Alex Minnaar
Machine Learning at University College London. Research Engineer at Nitro.

Email
Github
LinkedIn

Categories

Recent Posts

Implementing the DistBelief Deep Neural Network Training Framework with Akka

Word2Vec Tutorial Part II: The Continuous Bag-of-Words Model

Word2Vec Tutorial Part I: The Skip-Gram Model

Distributed Online Latent Dirichlet Allocation with Apache Spark

Deep Learning Basics: Neural Networks, Backpropagation and Stochastic Gradient Descent

Building a Shoutbox App with Cassandra and Node.js

Building a Distributed Binary Search Tree with Akka

Introduction to the Multithreading Problem and the Akka Actor Solution

ScalaNER: A Scala Wrapper for the Stanford NER Tool with Some Added Features

Online Latent Dirichlet Allocation - The Best Option for Topic Modeling with Large Data Sets

Latent Dirichlet Allocation in Scala Part II - The Code

Introduction to the Multithreading Problem and the Akka Actor Solution

The Multithreading Problem

Nowadays, computers have multiple execution cores meaning that they can execute multiple tasks at the same time rather than sequentially. Obviously this makes things much faster but it also presents some new problems. The term multithreading refers to the process in which multiple threads execute code in the same program simultaneously. The inherent problem with multithreading lies in the fact that although each thread acts independently, their memory is shared. Therefore, it is possible for threads to change shared memory values without other threads knowing which can create problems. Let's use a bank account as an example. Consider the following code that implements a bank account with deposit and withdraw methods.

class BankAccount{

    private var balance = 0

    def deposit(amount: Int): Unit = 
        if (amount > 0) balance = balance + amount

    def withdraw(amount: Int): Int =
        if (0 < amount && amount <= balance){
            balance = balance - amount
            balance
        } else throw new Error("insufficient funds")

}

Here is a scenario where multithreading can cause problems. Let's say that balance=40 dollars and thread A would like to withdraw 30 dollars. This satisfies both conditions in the if statement so thread A enters the code block where the 30 dollars is subtracted from the balance. However, before thread A changes the balance, a second thread, thread B, wants to withdraw 20 dollars. Since thread A has not yet changed the balance, thread B also satisfies the if statement and enters the code block where the balance can be changed. So thread A subtracts $30 from the balance and then thread B subtracts 20 dollars from the balance leaving us with a balance of -10 dollars. Clearly, this is a problem!

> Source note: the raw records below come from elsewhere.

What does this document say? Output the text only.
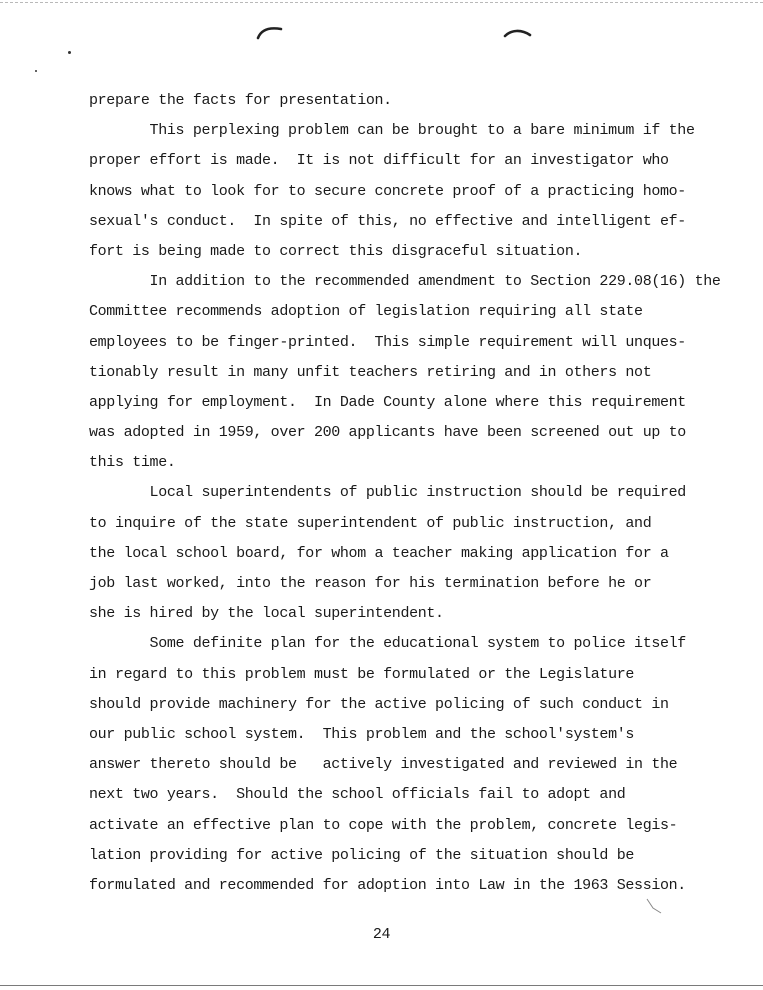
prepare the facts for presentation.
This perplexing problem can be brought to a bare minimum if the
proper effort is made.  It is not difficult for an investigator who
knows what to look for to secure concrete proof of a practicing homo-
sexual's conduct.  In spite of this, no effective and intelligent ef-
fort is being made to correct this disgraceful situation.
In addition to the recommended amendment to Section 229.08(16) the
Committee recommends adoption of legislation requiring all state
employees to be finger-printed.  This simple requirement will unques-
tionably result in many unfit teachers retiring and in others not
applying for employment.  In Dade County alone where this requirement
was adopted in 1959, over 200 applicants have been screened out up to
this time.
Local superintendents of public instruction should be required
to inquire of the state superintendent of public instruction, and
the local school board, for whom a teacher making application for a
job last worked, into the reason for his termination before he or
she is hired by the local superintendent.
Some definite plan for the educational system to police itself
in regard to this problem must be formulated or the Legislature
should provide machinery for the active policing of such conduct in
our public school system.  This problem and the school'system's
answer thereto should be   actively investigated and reviewed in the
next two years.  Should the school officials fail to adopt and
activate an effective plan to cope with the problem, concrete legis-
lation providing for active policing of the situation should be
formulated and recommended for adoption into Law in the 1963 Session.
24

Hopefully it is clear that the problem comes from the fact that the shared balance variable can be changed by any thread at any time so no thread can really be sure what value it holds. One solution is for a thread to be able to reserve the memory values that it will be using so that no other thread can change them. This is called locking.

Using Locks (Synchronous)

As stated previously, locking tries to solve the multithreading problem by protecting the shared memory value (in this case balance). Scala does this with synchronization. Consider the same code as above but now each method definition is wrapped in this.synchronized.

class BankAccount{

    private var balance = 0

    def deposit(amount: Int): Unit = this.synchronized {
        if (amount > 0) balance = balance + amount
    }

    def withdraw(amount: Int): Int = this.synchronized {
        if (0 < amount && amount <= balance){
            balance = balance - amount
            balance
        } else throw new Error("insufficient funds")
   }

}

Now deposit and withdraw each exit as one atomic unit meaning that only one thread can access them at a time (all others are blocked and must wait until the blocking thread is finished). Now that all methods that can change balance are synchronized, conflicts such as the ones described above can no longer occur. Unfortunately, the problem still is not completely solved because synchronization produces a few new problems. For example, consider another BankAccount method called transfer which withdraws money from one account and deposits it into another with the following synchronized code.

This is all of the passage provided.